Vous vous souvenez de Bip Bip et du Coyote, le dessin animé ? J’étais fan de Coyote.
“Will E. Coyote, Genius”, c’était marqué sur sa carte de visite. Génial, ça oui il l’était. Et obstiné, aussi. Mais il n’était pas chanceux. Même carrément poissard. Il n’a jamais attrapé le Bip Bip; quand il ne finissait pas écrabouillé sous un rocher, raplati contre un camion, contre un train lancé à toute vapeur, ou encore carbonisé dans une explosion de dynamite qui a mal tourné, c’est qu’il tombait dans le vide pour s’écraser beaucoup plus bas. Dans un petit nuage.
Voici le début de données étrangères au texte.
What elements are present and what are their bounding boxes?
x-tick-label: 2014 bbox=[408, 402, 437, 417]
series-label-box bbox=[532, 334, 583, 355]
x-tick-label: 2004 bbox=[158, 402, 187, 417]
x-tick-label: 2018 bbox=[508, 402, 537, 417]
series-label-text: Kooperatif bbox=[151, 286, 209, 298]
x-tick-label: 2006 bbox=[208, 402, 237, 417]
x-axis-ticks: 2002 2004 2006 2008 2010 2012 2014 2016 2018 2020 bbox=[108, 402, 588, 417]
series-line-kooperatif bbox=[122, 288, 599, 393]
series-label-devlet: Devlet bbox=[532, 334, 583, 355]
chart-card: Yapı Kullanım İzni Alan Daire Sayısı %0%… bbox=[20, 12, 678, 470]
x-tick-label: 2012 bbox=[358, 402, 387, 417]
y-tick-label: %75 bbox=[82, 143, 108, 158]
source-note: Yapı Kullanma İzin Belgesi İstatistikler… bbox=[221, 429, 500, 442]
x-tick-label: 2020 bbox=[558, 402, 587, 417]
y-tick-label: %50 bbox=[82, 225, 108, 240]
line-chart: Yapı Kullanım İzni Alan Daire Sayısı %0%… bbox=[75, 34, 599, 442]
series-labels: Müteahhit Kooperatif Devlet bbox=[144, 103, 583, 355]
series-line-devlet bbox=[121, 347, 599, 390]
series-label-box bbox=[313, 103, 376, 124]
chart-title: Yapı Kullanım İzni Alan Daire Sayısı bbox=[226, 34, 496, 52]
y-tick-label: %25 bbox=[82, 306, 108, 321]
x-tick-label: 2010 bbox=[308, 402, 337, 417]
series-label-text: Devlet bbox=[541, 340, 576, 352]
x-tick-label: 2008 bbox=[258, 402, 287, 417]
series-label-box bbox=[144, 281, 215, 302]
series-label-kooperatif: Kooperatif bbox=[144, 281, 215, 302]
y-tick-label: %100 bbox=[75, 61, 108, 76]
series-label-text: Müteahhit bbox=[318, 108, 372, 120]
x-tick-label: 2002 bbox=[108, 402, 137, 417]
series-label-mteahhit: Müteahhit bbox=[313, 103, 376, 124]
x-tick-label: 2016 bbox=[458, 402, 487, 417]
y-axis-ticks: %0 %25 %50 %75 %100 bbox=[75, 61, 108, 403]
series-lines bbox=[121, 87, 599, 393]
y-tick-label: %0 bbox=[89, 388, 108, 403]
C’était une des scènes que je préférais, peut-être ma préférée de toutes. je riais aux larmes. Toujours la même scène (il tombe), mais chaque fois un peu différente: il courre, il roule, il patine ou même il vole et se jette dans le vide pour atteindre l’autre côté. Et ça marche, il avance. Il vole, il marche, il court dans le vide, mais il avance. On y croit, de tout notre coeur. Même si, quelque part, on sait bien que non. Il y est presque. C’est généralement à ce moment qu’il regarde en bas. Il s’arrête. Il a encore le temps de nous regarder et de nous faire un petit signe de la main. Puis il tombe. Si vite. De si haut. Et s’écrase dans un un petit nuage de poussières. Pouf.
Il y a une morale à tirer de cela: ne jamais s’arrêter, ne jamais regarder en bas.

Et ne pas avoir peur de tomber.

On m’a dit que certains jobs étaient un peu comme ça. Sauf qu’il n’y a pas de vides à franchir, ni de rochers, ni de dynamite ou de camion pour vous carboniser ou vous écraser la gueule. Juste quelques salauds. C’est ce que l’on m’a dit, je n’en sais rien: car j’ai cette chance incroyable de travailler dans un milieu — l’édition, la presse — où il n’y a pas de salauds.
Mais ce que nous savons tous c’est que le Coyote n’a jamais vraiment eu mal. Il n’est jamais vraiment mort. Il répondait toujours présent, dans l’épisode d’après.
Et le bip Bip n’est qu’un gros poulet stupide.